Complete step-by-step solution:
A minimum number of rows are asked, so we need to put the maximum number of trees possible in each row. Also, it is mentioned that the number of trees in each row is the same and no row consists of more than one type of tree. So, the number of trees in each row must be the factor of the number of trees of each type. So, we can say that the number of trees in each row must be equal to the HCF of the number of trees of each type, i.e., the highest common factor of 66, 88, and 110.
The prime factorization of 66 is,
$ \Rightarrow 66 = 2 \times 3 \times 11$
The prime factorization of 88 is,
$ \Rightarrow 88 = 2 \times 2 \times 2 \times 11$
The prime factorization of 110 is,
$ \Rightarrow 110 = 2 \times 5 \times 11$
Since $2 \times 11$ is common in the prime factorization of all numbers. So,
$ \Rightarrow HCF = 2 \times 11 = 22$
Thus, the number of trees in each row will be 22 trees.
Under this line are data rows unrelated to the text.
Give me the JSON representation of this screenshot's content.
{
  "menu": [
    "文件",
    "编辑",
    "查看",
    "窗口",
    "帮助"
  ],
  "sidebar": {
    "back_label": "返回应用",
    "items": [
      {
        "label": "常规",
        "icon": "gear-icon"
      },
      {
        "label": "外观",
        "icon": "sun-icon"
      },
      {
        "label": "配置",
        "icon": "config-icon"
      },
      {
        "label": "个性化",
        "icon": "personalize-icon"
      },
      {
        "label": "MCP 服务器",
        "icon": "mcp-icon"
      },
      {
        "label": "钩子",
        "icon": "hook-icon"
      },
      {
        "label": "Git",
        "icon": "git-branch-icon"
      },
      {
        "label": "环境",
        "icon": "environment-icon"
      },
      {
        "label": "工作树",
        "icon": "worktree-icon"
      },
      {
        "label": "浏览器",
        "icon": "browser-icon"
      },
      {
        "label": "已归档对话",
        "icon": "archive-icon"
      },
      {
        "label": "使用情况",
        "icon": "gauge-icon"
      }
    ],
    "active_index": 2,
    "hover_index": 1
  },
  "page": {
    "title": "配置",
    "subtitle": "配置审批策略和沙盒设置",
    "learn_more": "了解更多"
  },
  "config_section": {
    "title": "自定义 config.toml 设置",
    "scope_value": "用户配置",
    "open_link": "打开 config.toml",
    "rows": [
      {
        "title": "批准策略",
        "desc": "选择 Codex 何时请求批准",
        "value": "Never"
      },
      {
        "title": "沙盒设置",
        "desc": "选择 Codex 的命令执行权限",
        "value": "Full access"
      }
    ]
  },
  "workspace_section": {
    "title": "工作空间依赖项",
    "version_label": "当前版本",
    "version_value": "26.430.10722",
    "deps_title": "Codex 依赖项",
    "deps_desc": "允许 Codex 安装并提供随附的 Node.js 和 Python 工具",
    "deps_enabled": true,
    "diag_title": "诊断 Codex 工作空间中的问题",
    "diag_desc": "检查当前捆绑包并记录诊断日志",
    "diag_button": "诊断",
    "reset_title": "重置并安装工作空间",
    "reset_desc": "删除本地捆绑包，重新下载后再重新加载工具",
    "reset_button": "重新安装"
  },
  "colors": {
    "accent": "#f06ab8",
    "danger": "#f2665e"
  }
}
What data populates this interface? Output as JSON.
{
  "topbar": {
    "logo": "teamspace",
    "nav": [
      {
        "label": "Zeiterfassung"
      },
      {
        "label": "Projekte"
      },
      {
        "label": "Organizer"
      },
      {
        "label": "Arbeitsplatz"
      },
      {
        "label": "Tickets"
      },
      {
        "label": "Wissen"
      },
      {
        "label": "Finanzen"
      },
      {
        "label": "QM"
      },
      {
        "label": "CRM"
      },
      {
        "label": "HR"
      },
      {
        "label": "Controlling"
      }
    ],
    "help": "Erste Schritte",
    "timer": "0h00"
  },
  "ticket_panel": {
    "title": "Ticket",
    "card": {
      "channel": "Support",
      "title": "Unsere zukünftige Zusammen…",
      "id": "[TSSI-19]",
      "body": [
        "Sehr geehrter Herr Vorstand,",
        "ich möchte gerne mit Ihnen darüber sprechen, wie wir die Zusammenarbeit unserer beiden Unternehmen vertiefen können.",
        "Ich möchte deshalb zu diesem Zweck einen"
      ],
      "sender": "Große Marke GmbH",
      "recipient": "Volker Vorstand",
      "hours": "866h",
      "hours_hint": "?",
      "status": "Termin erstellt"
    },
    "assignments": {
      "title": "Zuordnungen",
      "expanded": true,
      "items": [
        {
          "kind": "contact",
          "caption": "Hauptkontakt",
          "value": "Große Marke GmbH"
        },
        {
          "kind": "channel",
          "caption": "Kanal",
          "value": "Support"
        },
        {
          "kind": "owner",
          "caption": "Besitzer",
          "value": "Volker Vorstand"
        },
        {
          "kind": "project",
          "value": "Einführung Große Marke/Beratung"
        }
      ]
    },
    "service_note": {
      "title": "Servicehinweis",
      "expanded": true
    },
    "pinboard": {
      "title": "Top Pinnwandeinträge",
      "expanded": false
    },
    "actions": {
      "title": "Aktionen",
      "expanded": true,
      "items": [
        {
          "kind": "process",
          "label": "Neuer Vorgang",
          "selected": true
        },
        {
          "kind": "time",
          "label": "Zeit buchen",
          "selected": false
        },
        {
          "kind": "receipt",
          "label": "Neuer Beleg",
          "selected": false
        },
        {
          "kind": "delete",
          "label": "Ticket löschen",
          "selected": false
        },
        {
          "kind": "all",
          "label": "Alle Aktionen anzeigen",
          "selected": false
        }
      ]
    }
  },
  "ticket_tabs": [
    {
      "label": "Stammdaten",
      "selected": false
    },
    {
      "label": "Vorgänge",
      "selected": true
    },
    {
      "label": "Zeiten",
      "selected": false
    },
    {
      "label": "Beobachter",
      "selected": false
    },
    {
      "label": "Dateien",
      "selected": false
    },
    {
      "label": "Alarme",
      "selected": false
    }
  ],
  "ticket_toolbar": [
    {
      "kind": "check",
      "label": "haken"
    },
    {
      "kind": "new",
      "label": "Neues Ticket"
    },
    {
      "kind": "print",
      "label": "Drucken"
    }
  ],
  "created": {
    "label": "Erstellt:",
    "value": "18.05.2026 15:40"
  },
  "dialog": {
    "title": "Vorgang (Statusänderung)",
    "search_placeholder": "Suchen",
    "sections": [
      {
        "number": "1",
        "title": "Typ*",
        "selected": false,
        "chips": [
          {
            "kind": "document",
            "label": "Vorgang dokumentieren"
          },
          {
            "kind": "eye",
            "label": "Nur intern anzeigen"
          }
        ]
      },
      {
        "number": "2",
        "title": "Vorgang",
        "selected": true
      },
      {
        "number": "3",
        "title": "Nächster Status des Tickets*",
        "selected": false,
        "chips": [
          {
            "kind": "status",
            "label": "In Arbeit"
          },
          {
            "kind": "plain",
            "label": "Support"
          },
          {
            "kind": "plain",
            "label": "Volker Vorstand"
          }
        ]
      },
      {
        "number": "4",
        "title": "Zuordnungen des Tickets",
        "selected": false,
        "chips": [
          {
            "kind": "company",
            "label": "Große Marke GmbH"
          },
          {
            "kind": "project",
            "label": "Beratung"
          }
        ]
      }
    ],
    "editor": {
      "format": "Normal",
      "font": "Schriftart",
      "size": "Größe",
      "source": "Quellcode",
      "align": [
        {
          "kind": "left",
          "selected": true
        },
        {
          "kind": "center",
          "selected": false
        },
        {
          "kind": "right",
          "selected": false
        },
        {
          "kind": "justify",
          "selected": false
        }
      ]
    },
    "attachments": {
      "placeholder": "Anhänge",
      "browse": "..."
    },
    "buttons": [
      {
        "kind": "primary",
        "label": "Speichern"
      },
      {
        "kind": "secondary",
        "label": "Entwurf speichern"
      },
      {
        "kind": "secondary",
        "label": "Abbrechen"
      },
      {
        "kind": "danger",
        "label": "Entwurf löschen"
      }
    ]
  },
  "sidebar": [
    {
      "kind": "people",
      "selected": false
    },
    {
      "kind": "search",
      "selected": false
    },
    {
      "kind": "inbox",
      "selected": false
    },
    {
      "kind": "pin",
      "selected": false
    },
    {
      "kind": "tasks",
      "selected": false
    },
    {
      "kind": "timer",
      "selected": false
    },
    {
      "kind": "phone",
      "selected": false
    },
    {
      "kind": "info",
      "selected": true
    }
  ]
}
Now, find the total number of trees,
$ \Rightarrow $ Total trees $ = 66 + 88 + 110$
Add the terms,
$ \Rightarrow $ Total trees $ = 264$
Now, divide the total number of trees by trees in each row to find the number of rows required,
$ \Rightarrow $ Total number of rows $ = \dfrac{{264}}{{22}}$
Cancel out the common factors,
$\therefore $ Total number of rows $ = 12$

Hence, the number of minimum rows required is 12 rows.

Note: The idea of projecting the whole question into a single term, the highest common factor is very important. You must learn the application of the highest common factor, least common multiple to real-life incidents. While taking common if you get two 3’s as common, as two pairs of 3’s then 3 must be multiplied twice and do not even combine them.